Wannsee de Fabrice Le Hénanff
En à peine moins de deux heures, le régime nazi a planifié le massacre de millions de juif. Cela s’est décidé et passé à Wannsee le 20 janvier 1942. L’auteur nous raconte et nous dévoile cette conférence comme si nous y étions. Saisissant.
L’histoire : Banlieue de Berlin en plein hiver, quinze dignitaires du IIIe reich se réunissent pour acter et planifier la Solution finale. Ils entérineront l’horreur qui a coûté la vie à près de cinq millions de juifs.
Mon avis : Glaçant et instructif. Là, plus de place à l’abstrait ou au concept, on est dans le vrai. Dans le dur. On démonte le processus d’extermination d’un peuple. Pas à pas. Marche après marche dans l’escalier de l’abject. On a tous plus ou moins étudié à l’école la politique d’élimination mise en place par les nazis, les camps d’extermination du régime totalitaire. On en a reçu une idée assez vague. Dans cet album, l’auteur déconstruit le procédé pour nous plonger au cœur de la démarche.

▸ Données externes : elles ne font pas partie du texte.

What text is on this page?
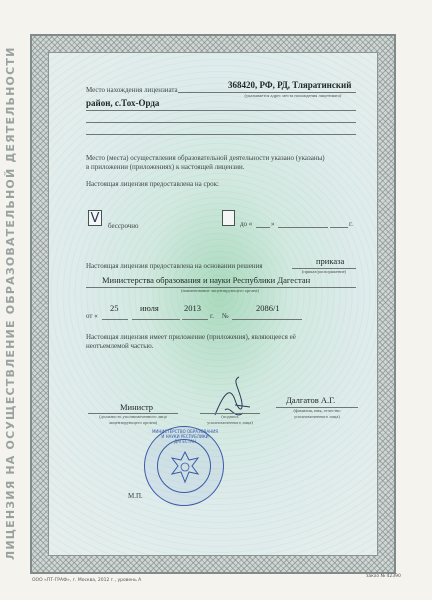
ЛИЦЕНЗИЯ НА ОСУЩЕСТВЛЕНИЕ ОБРАЗОВАТЕЛЬНОЙ ДЕЯТЕЛЬНОСТИ	Место нахождения лицензиата	368420, РФ, РД, Тляратинский
(указывается адрес места нахождения лицензиата)
район, с.Тох-Орда
Место (места) осуществления образовательной деятельности указано (указаны)
в приложении (приложениях) к настоящей лицензии.
Настоящая лицензия предоставлена на срок:
V бессрочно	до «	»	г.
Настоящая лицензия предоставлена на основании решения	приказа
(приказ/распоряжение)
Министерства образования и науки Республики Дагестан
(наименование лицензирующего органа)
25	июля	2013	2086/1
от «	г. №
Настоящая лицензия имеет приложение (приложения), являющееся её
неотъемлемой частью.
Министр
(должность уполномоченного лица
лицензирующего органа)
(подпись
уполномоченного лица)
Далгатов А.Г.
(фамилия, имя, отчество
уполномоченного лица)
МИНИСТЕРСТВО ОБРАЗОВАНИЯ И НАУКИ РЕСПУБЛИКИ ДАГЕСТАН
М.П.
ООО «ПТ-ГРАФ», г. Москва, 2012 г., уровень А
заказ № 42390
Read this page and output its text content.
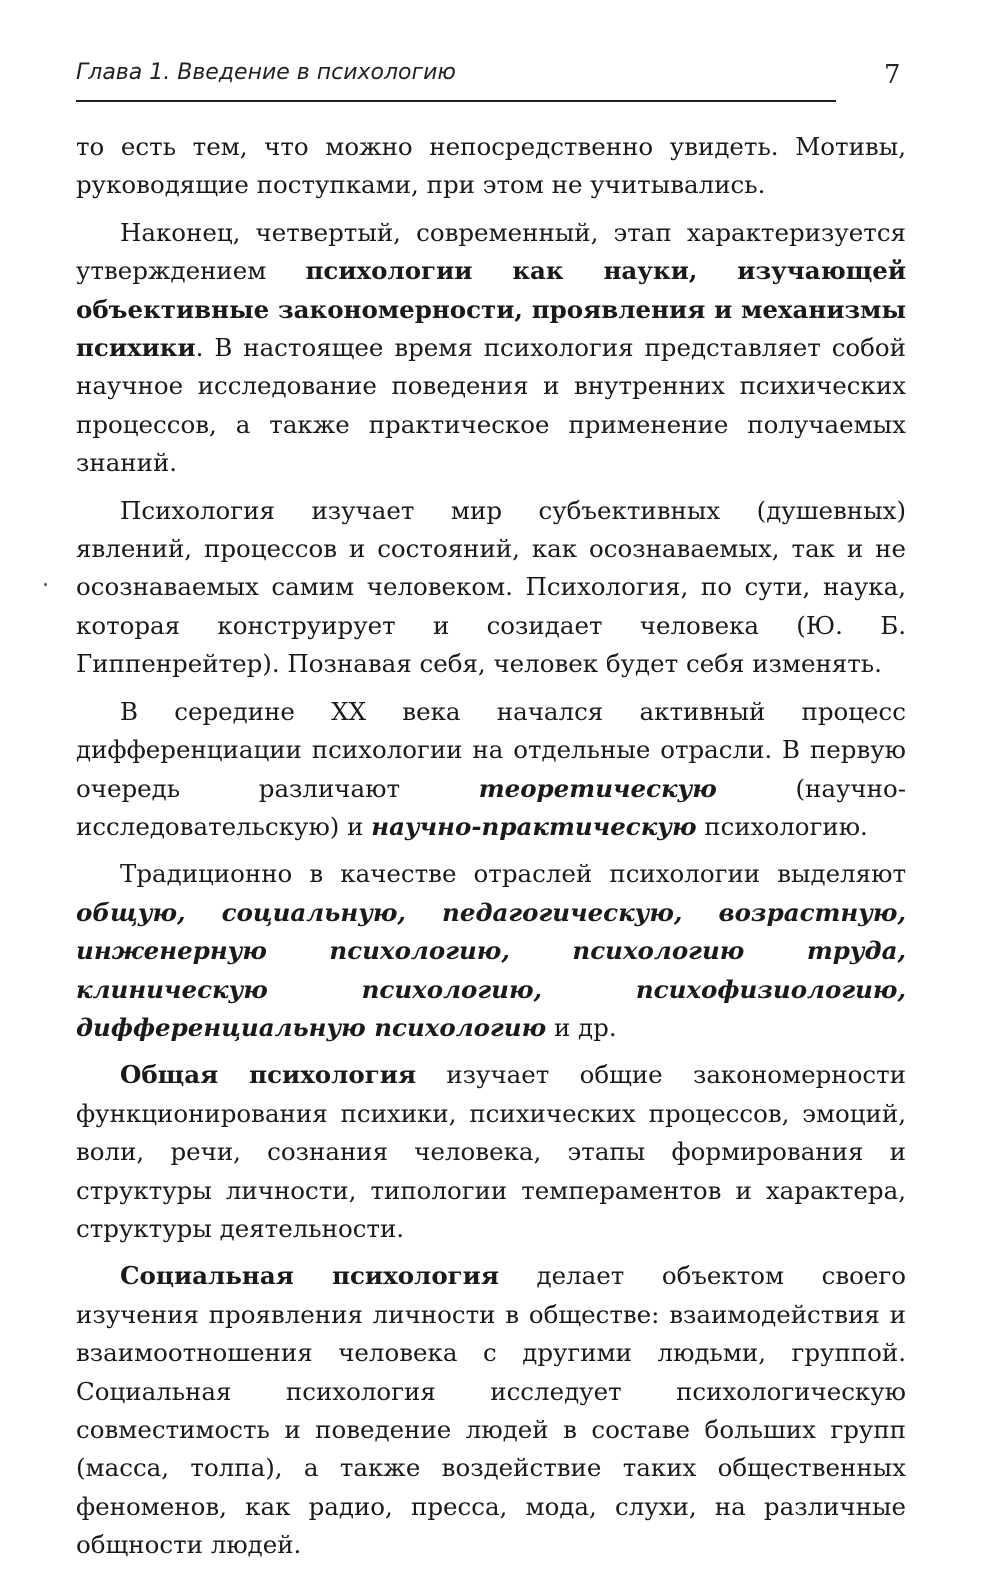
Глава 1. Введение в психологию	7

то есть тем, что можно непосредственно увидеть. Мотивы, руководящие поступками, при этом не учитывались.

Наконец, четвертый, современный, этап характеризуется утверждением психологии как науки, изучающей объективные закономерности, проявления и механизмы психики. В настоящее время психология представляет собой научное исследование поведения и внутренних психических процессов, а также практическое применение получаемых знаний.

Психология изучает мир субъективных (душевных) явлений, процессов и состояний, как осознаваемых, так и не осознаваемых самим человеком. Психология, по сути, наука, которая конструирует и созидает человека (Ю. Б. Гиппенрейтер). Познавая себя, человек будет себя изменять.

В середине XX века начался активный процесс дифференциации психологии на отдельные отрасли. В первую очередь различают теоретическую (научно-исследовательскую) и научно-практическую психологию.

Традиционно в качестве отраслей психологии выделяют общую, социальную, педагогическую, возрастную, инженерную психологию, психологию труда, клиническую психологию, психофизиологию, дифференциальную психологию и др.

Общая психология изучает общие закономерности функционирования психики, психических процессов, эмоций, воли, речи, сознания человека, этапы формирования и структуры личности, типологии темпераментов и характера, структуры деятельности.

Социальная психология делает объектом своего изучения проявления личности в обществе: взаимодействия и взаимоотношения человека с другими людьми, группой. Социальная психология исследует психологическую совместимость и поведение людей в составе больших групп (масса, толпа), а также воздействие таких общественных феноменов, как радио, пресса, мода, слухи, на различные общности людей.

Comment réunir les juifs puis les acheminer ; abandonner l’élimination par balles car cela coûte trop chez en munitions et il faut bien penser à la santé mentale des génocidaires, comment on passe au monoxyde de carbone et aux fours crématoires, combien de personnes à rafler pour chaque pays d’Europe. Fini les lois raciales de Nuremberg et place aux choses sérieuses en somme.

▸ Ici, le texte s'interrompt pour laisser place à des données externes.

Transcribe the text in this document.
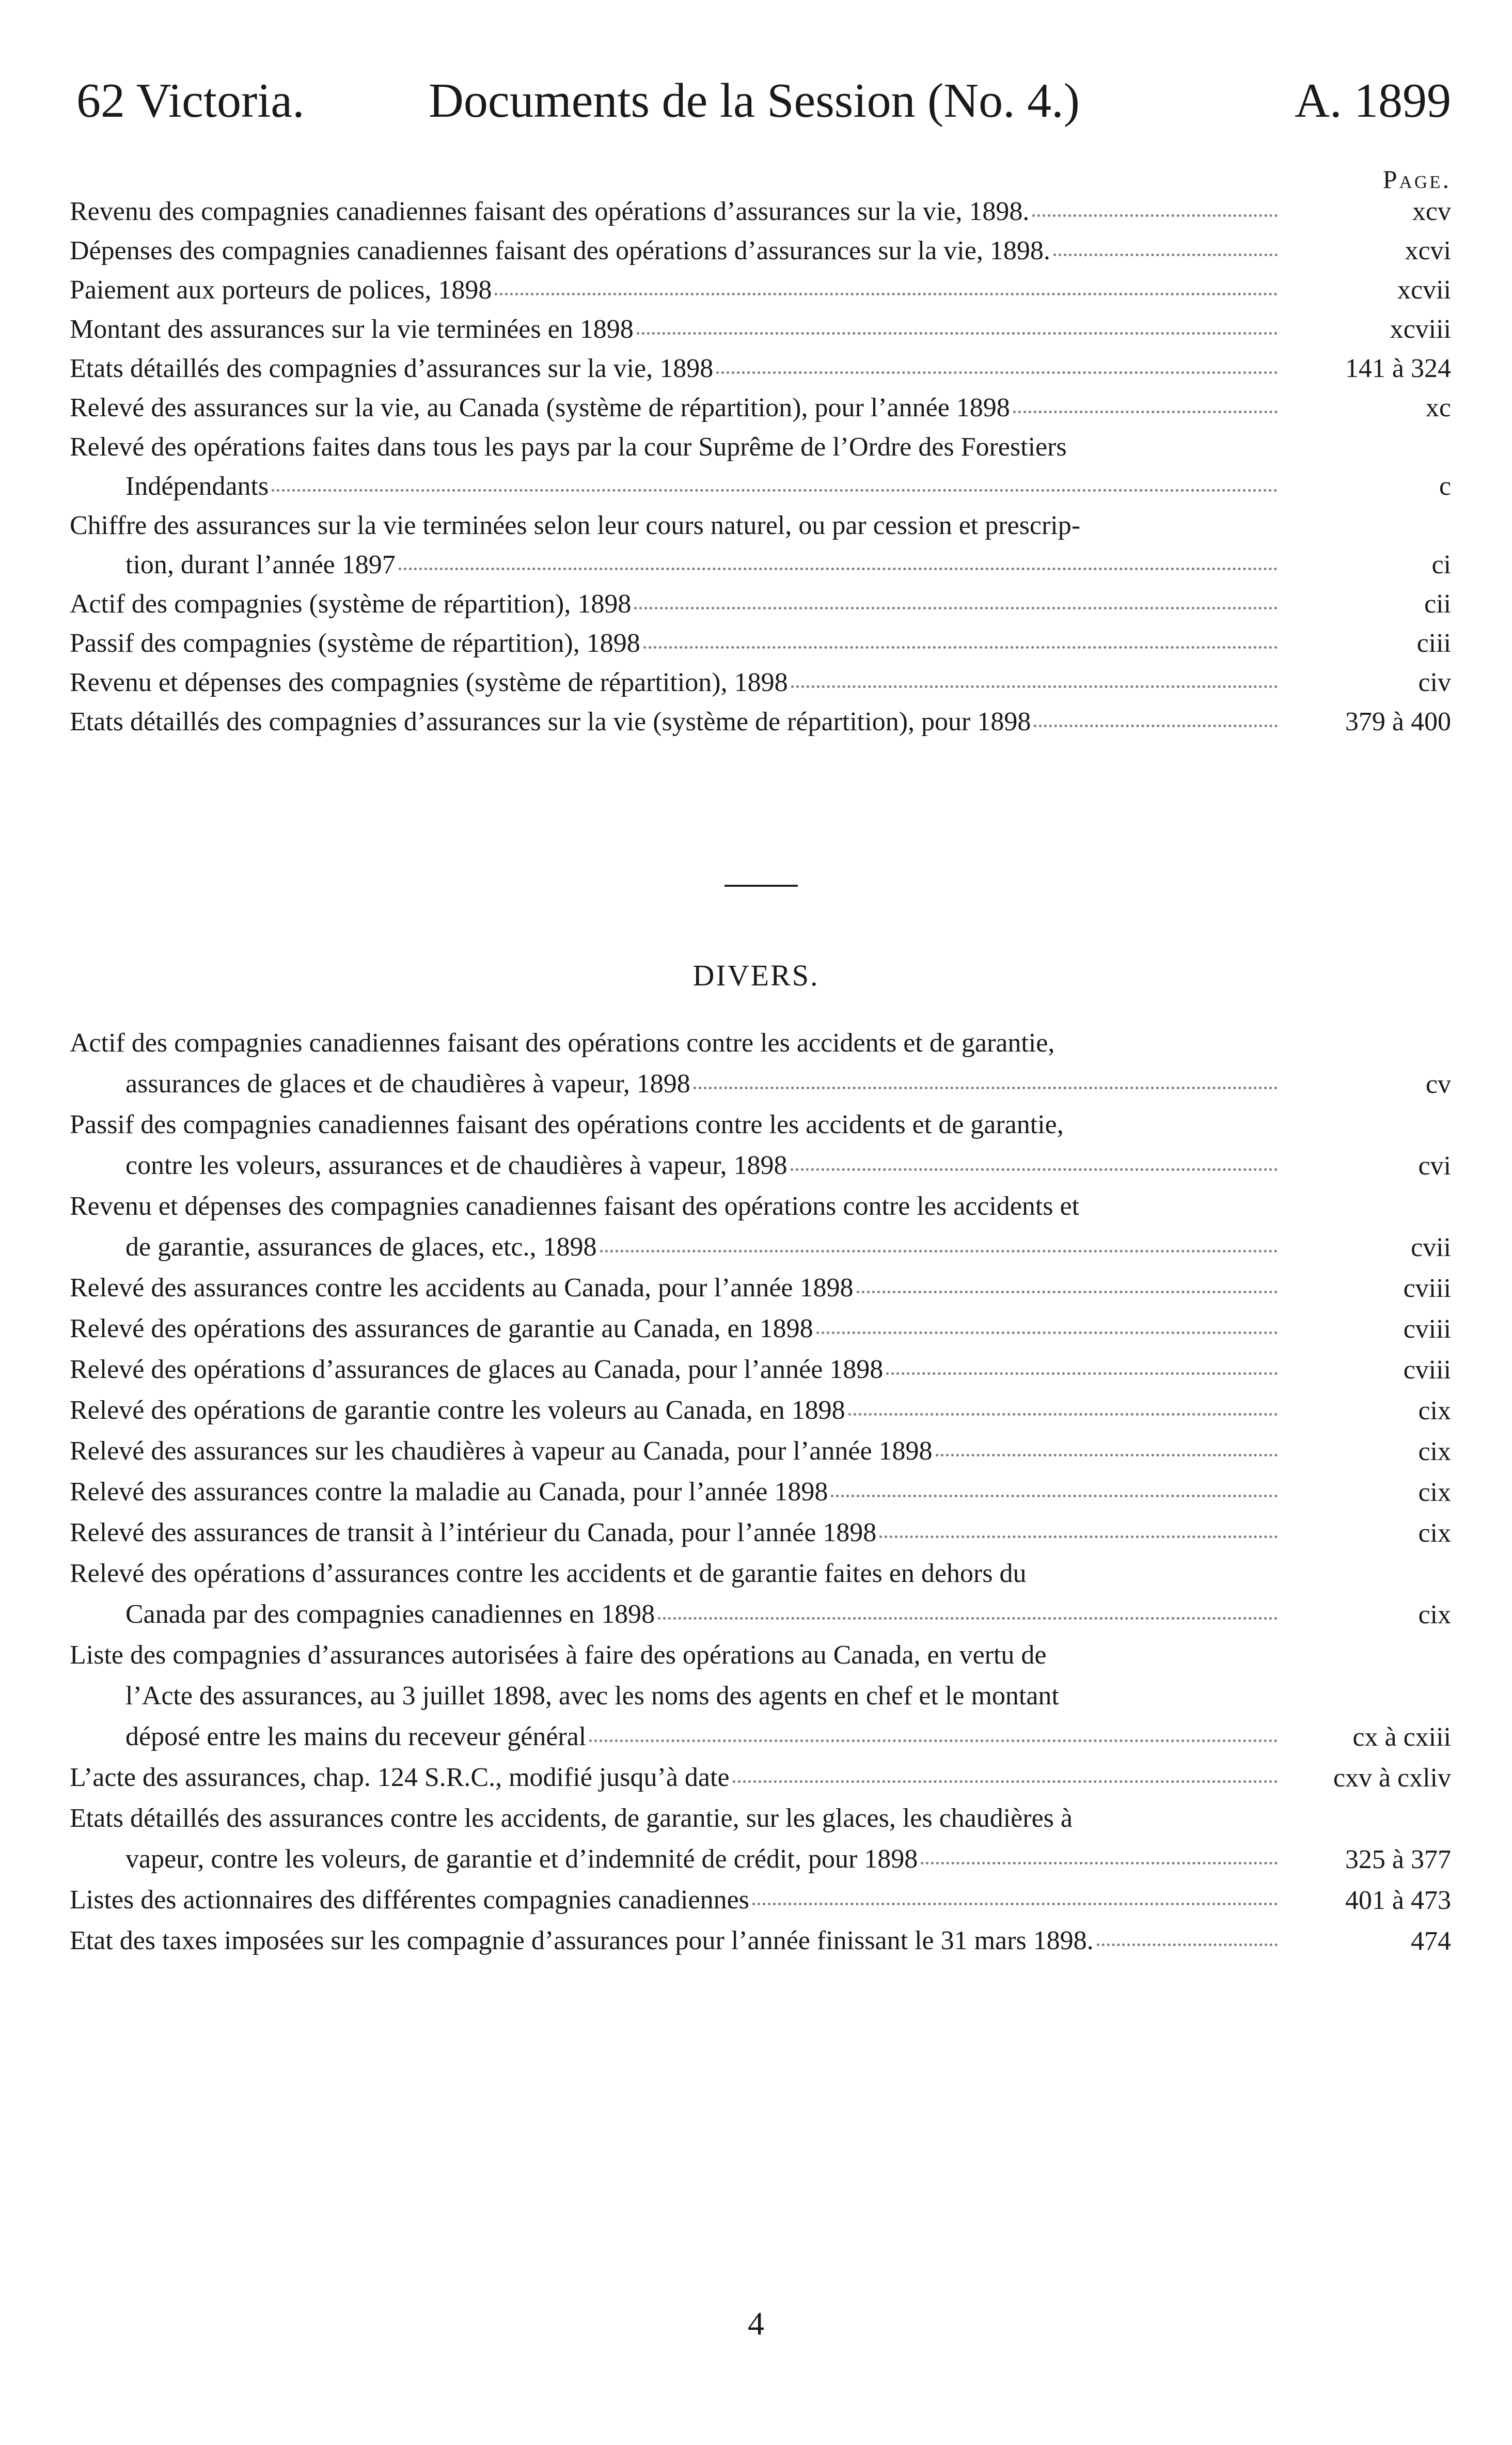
62 Victoria.	Documents de la Session (No. 4.)	A. 1899
Page.
Revenu des compagnies canadiennes faisant des opérations d’assurances sur la vie, 1898.	xcv
Dépenses des compagnies canadiennes faisant des opérations d’assurances sur la vie, 1898.	xcvi
Paiement aux porteurs de polices, 1898	xcvii
Montant des assurances sur la vie terminées en 1898	xcviii
Etats détaillés des compagnies d’assurances sur la vie, 1898	141 à 324
Relevé des assurances sur la vie, au Canada (système de répartition), pour l’année 1898	xc
Relevé des opérations faites dans tous les pays par la cour Suprême de l’Ordre des Forestiers
Indépendants	c
Chiffre des assurances sur la vie terminées selon leur cours naturel, ou par cession et prescrip-
tion, durant l’année 1897	ci
Actif des compagnies (système de répartition), 1898	cii
Passif des compagnies (système de répartition), 1898	ciii
Revenu et dépenses des compagnies (système de répartition), 1898	civ
Etats détaillés des compagnies d’assurances sur la vie (système de répartition), pour 1898	379 à 400
DIVERS.
Actif des compagnies canadiennes faisant des opérations contre les accidents et de garantie,
assurances de glaces et de chaudières à vapeur, 1898	cv
Passif des compagnies canadiennes faisant des opérations contre les accidents et de garantie,
contre les voleurs, assurances et de chaudières à vapeur, 1898	cvi
Revenu et dépenses des compagnies canadiennes faisant des opérations contre les accidents et
de garantie, assurances de glaces, etc., 1898	cvii
Relevé des assurances contre les accidents au Canada, pour l’année 1898	cviii
Relevé des opérations des assurances de garantie au Canada, en 1898	cviii
Relevé des opérations d’assurances de glaces au Canada, pour l’année 1898	cviii
Relevé des opérations de garantie contre les voleurs au Canada, en 1898	cix
Relevé des assurances sur les chaudières à vapeur au Canada, pour l’année 1898	cix
Relevé des assurances contre la maladie au Canada, pour l’année 1898	cix
Relevé des assurances de transit à l’intérieur du Canada, pour l’année 1898	cix
Relevé des opérations d’assurances contre les accidents et de garantie faites en dehors du
Canada par des compagnies canadiennes en 1898	cix
Liste des compagnies d’assurances autorisées à faire des opérations au Canada, en vertu de
l’Acte des assurances, au 3 juillet 1898, avec les noms des agents en chef et le montant
déposé entre les mains du receveur général	cx à cxiii
L’acte des assurances, chap. 124 S.R.C., modifié jusqu’à date	cxv à cxliv
Etats détaillés des assurances contre les accidents, de garantie, sur les glaces, les chaudières à
vapeur, contre les voleurs, de garantie et d’indemnité de crédit, pour 1898	325 à 377
Listes des actionnaires des différentes compagnies canadiennes	401 à 473
Etat des taxes imposées sur les compagnie d’assurances pour l’année finissant le 31 mars 1898.	474
4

Sérieux jusqu’à la précision mise par le général Heydrich pour charger dans les retranscriptions ses quatorze comparses afin qu’ils ne puissent plus tard dire qu’ils ignoraient la finalité. Jusqu’au besoin parallèle de secret absolu concernant la Solution finale. Il n’aurait tout de même pas fallu que l’Allemagne assassine près de 11 millions de personnes, objectif avoué par les protagonistes, et qu’on sache qu’elle l’avait fait exprès, voire programmée.
On ne peut pas faire de l’Histoire avec une BD mais on peut la rendre plus accessible, plus réelle, plus démocratique. Cet album fait œuvre des trois à la fois avec la déconstruction du phénomène, avec cet envers du décor, avec en filigrane, ces discussions incessantes pour définir le sort des mischlinge, ces métis au sang juif, où chacun s’écharpe pour définir à partir de quand on peut les exterminer.
C’est un livre fort et choc, utile à la compréhension globale d’une des plus sombres périodes de notre histoire.
En accompagnement : Les Bienveillantes de Jonathan Littell.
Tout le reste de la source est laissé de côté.